La course-poursuite d’O.J. Simpson

Le 17 juin 1994 est une journée légendaire dans le sport américain. En plein Game 5 des Finals, l’Amérique se passionne pour la course-poursuite entre la police californienne et O.J. Simpson, quelques heures après que ce dernier a été porté disparu et présenté comme le principal suspect du meurtre de sa femme Nicole Brown et de son ami, Ron Goldman.

« Le moment de télévision le plus bizarre dans lequel j’ai été impliqué », se souvient le mythique commentateur Marv Albert. « C’était comme de la télé-réalité avant l’heure. »

NBC, diffuseur des Finals, décide de jongler entre les images de la course-poursuite et la rencontre avec un double écran. Même les joueurs sont impliqués, indirectement, en suivant ce fait divers par la télévision pendant les temps-morts.

« Il n’y avait pas Twitter, ni Instagram », se rappelle Kenny Smith, l’ancien meneur des Rockets. « On nous rapportait par morceaux ce qu’il se passait. On apercevait le retour de la télévision sur la table de marque et la course-poursuite avait déjà commencé. Là, je crie depuis le banc, « les gars, O.J. est en fuite ! » Au milieu des Finals NBA, on se retrouvait à parler de la course-poursuite d’O.J. »

L’énorme match de Patrick Ewing, 25 points, 12 rebonds et 8 contres, et la victoire des Knicks passent presque inaperçus…

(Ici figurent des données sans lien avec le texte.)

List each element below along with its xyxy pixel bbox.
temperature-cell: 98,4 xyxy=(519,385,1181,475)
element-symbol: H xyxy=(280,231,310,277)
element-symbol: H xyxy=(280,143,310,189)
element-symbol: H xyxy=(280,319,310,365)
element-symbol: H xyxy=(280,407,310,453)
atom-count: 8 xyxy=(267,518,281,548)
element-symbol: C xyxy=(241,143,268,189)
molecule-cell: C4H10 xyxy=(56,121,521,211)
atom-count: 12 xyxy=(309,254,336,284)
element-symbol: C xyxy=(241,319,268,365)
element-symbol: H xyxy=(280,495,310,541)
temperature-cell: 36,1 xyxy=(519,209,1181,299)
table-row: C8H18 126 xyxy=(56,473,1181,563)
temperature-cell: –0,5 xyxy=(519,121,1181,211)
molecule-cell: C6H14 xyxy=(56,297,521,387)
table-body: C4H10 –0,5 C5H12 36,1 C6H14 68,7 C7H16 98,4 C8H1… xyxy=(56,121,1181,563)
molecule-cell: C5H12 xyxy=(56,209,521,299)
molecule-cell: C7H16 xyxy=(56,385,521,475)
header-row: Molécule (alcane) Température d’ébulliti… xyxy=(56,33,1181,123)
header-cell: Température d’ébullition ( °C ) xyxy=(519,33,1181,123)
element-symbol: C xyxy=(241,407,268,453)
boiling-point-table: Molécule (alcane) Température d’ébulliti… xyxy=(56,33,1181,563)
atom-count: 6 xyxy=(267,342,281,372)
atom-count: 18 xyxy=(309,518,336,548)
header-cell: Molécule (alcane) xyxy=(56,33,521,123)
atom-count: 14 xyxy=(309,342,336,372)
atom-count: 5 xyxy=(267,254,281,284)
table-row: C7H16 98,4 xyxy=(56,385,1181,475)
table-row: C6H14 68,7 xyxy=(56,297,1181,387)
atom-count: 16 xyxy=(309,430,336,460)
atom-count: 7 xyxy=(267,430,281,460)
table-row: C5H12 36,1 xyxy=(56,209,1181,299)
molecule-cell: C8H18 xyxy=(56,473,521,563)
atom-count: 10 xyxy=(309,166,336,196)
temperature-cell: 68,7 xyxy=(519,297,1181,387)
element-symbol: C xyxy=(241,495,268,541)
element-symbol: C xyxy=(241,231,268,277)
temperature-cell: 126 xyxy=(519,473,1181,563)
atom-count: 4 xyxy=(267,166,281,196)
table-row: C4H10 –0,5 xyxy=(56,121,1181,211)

Le Game 7 et l’héritage ambivalent de ces Finals

Le 22 juin donc, c’est le Game 7. Si Houston respire toujours après la courte victoire (86-84) dans la sixième manche, John Starks, lui, est à bout de souffle. Le héros new-yorkais du Game 6 ne parvient pas à rééditer sa performance. Pis, il s’effondre totalement et rend une copie de 8 points à 2/18 au shoot et un affreux 0/11 à 3-pts !

« C’est quelque chose qui me broie l’âme », explique Starks. « On en rêve quand on est gamin de ce Game 7, et d’y briller. Malheureusement, je n’ai pas été capable d’être bon. »

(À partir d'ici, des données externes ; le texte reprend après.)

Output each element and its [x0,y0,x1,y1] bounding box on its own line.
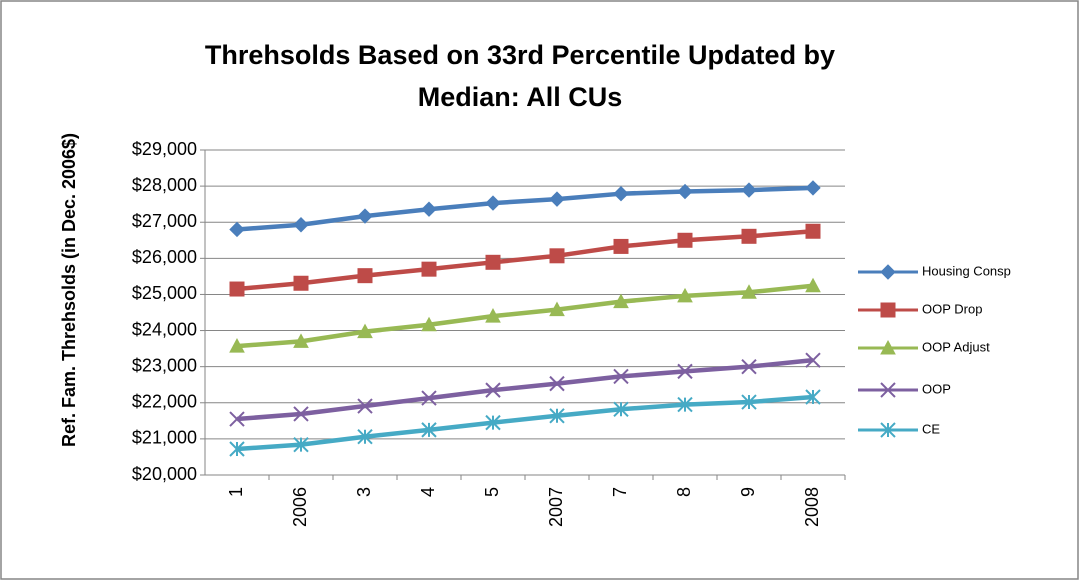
data-point [357,323,373,339]
series-line [236,394,814,452]
y-tick-label: $29,000 [132,139,197,159]
data-point [293,217,309,233]
data-point [421,316,437,332]
data-point [293,275,309,291]
data-point [805,277,821,293]
series-line [236,229,814,292]
legend-label: OOP Drop [922,301,982,316]
data-point [805,389,821,405]
series-line [236,357,814,422]
data-point [229,221,245,238]
y-axis-label: Ref. Fam. Threhsolds (in Dec. 2006$) [59,133,79,447]
data-point [293,406,309,422]
data-point [421,422,437,438]
data-point [293,436,309,453]
y-tick-label: $24,000 [132,319,197,339]
data-point [741,182,757,198]
x-tick-label: 2007 [546,487,566,527]
chart-title: Threhsolds Based on 33rd Percentile Upda… [205,40,835,70]
x-tick-label: 9 [738,487,758,497]
y-tick-label: $22,000 [132,392,197,412]
data-point [421,261,437,277]
data-point [677,396,693,413]
legend-label: OOP [922,381,951,396]
series-line [236,283,814,349]
legend-marker [880,339,896,355]
data-point [741,358,757,375]
x-tick-label: 3 [354,487,374,497]
x-tick-label: 2008 [802,487,822,527]
data-point [805,223,821,239]
y-tick-label: $26,000 [132,247,197,267]
data-point [677,183,693,200]
data-point [293,333,309,348]
x-tick-label: 1 [226,487,246,497]
data-point [229,441,245,457]
data-point [677,363,693,380]
data-point [613,401,629,417]
data-point [613,293,629,309]
data-point [549,408,565,424]
data-point [229,338,245,353]
data-point [741,284,757,299]
x-tick-label: 2006 [290,487,310,527]
data-point [741,228,757,244]
data-point [805,180,821,196]
x-tick-label: 4 [418,487,438,497]
y-tick-label: $25,000 [132,283,197,303]
legend-label: OOP Adjust [922,339,990,354]
y-tick-label: $27,000 [132,211,197,231]
legend-label: CE [922,421,940,436]
y-tick-label: $21,000 [132,428,197,448]
y-tick-label: $20,000 [132,464,197,484]
data-point [805,352,821,368]
y-tick-label: $28,000 [132,175,197,195]
data-point [613,185,629,202]
data-point [549,375,565,392]
data-point [741,394,757,410]
data-point [357,429,373,445]
legend-marker [880,264,896,280]
data-point [485,382,501,398]
x-tick-label: 5 [482,487,502,497]
data-point [229,281,245,297]
data-point [549,191,565,207]
x-tick-label: 7 [610,487,630,497]
data-point [677,232,693,248]
data-point [357,398,373,414]
legend-marker [880,382,896,398]
data-point [677,287,693,303]
legend-marker [880,422,896,438]
x-tick-label: 8 [674,487,694,497]
chart-title: Median: All CUs [418,82,623,112]
data-point [549,301,565,317]
data-point [421,390,437,406]
data-point [613,368,629,385]
data-point [357,268,373,284]
data-point [485,254,501,270]
legend-label: Housing Consp [922,263,1011,278]
data-point [549,248,565,264]
y-tick-label: $23,000 [132,355,197,375]
data-point [229,411,245,427]
series-line [236,185,814,232]
data-point [485,414,501,431]
data-point [357,208,373,224]
data-point [485,308,501,323]
data-point [421,201,437,217]
legend-marker [880,302,896,318]
data-point [613,238,629,254]
data-point [485,195,501,211]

Pourquoi donc Pat Riley n’a pas ouvert son banc pour tenter d’inverser la tendance ? Un shooteur comme Hubert Davis ou un joueur comme Rolando Blackman n’auraient-ils pas été plus utiles qu’un Starks ne trouvant pas la cible ? « C’est ma plus grande erreur », reconnaîtra l’ancien coach des Lakers et du Heat en 2006, en pensant à Blackman.

Pour Houston, Vernon Maxwell est parfait avec 21 points pour seconder Olajuwon, et Cassell ajoute 13 points dans la victoire finale (90-84). Houston est sacré champion après une série à l’héritage controversé.

Les amoureux des Finals 1994 rappellent le scénario : aucune équipe n’a inscrit plus 93 points, aucun match ne s’est décidé à moins de 10 points d’écart et on a eu droit à un Game 7. Ils ajoutent aussi qu’un duel entre pivot de ce niveau n’est pas si fréquent. Les déçus, en revanche, évoquent un manque de spectacle, peu de points et une série incapable de faire oublier Michael Jordan. Les audiences iront dans ce sens. Entre la superbe série offensive de 1993 et le triplé des Bulls face aux Suns et ces Finals 1994, elles chuteront de 30 % !

Néanmoins, cette série reste unique et elle s’est fait une place dans le récit de l’histoire de la NBA, ce qui n’était pas gagné d’avance. Jordan ayant avalé les années 1990, son absence aurait pu faire oublier que la ligue a continué d’avancer sans lui. Avec ces Finals 1994 au parfum si spécial, si symbolique des années 1990, ce ne fut pas le cas.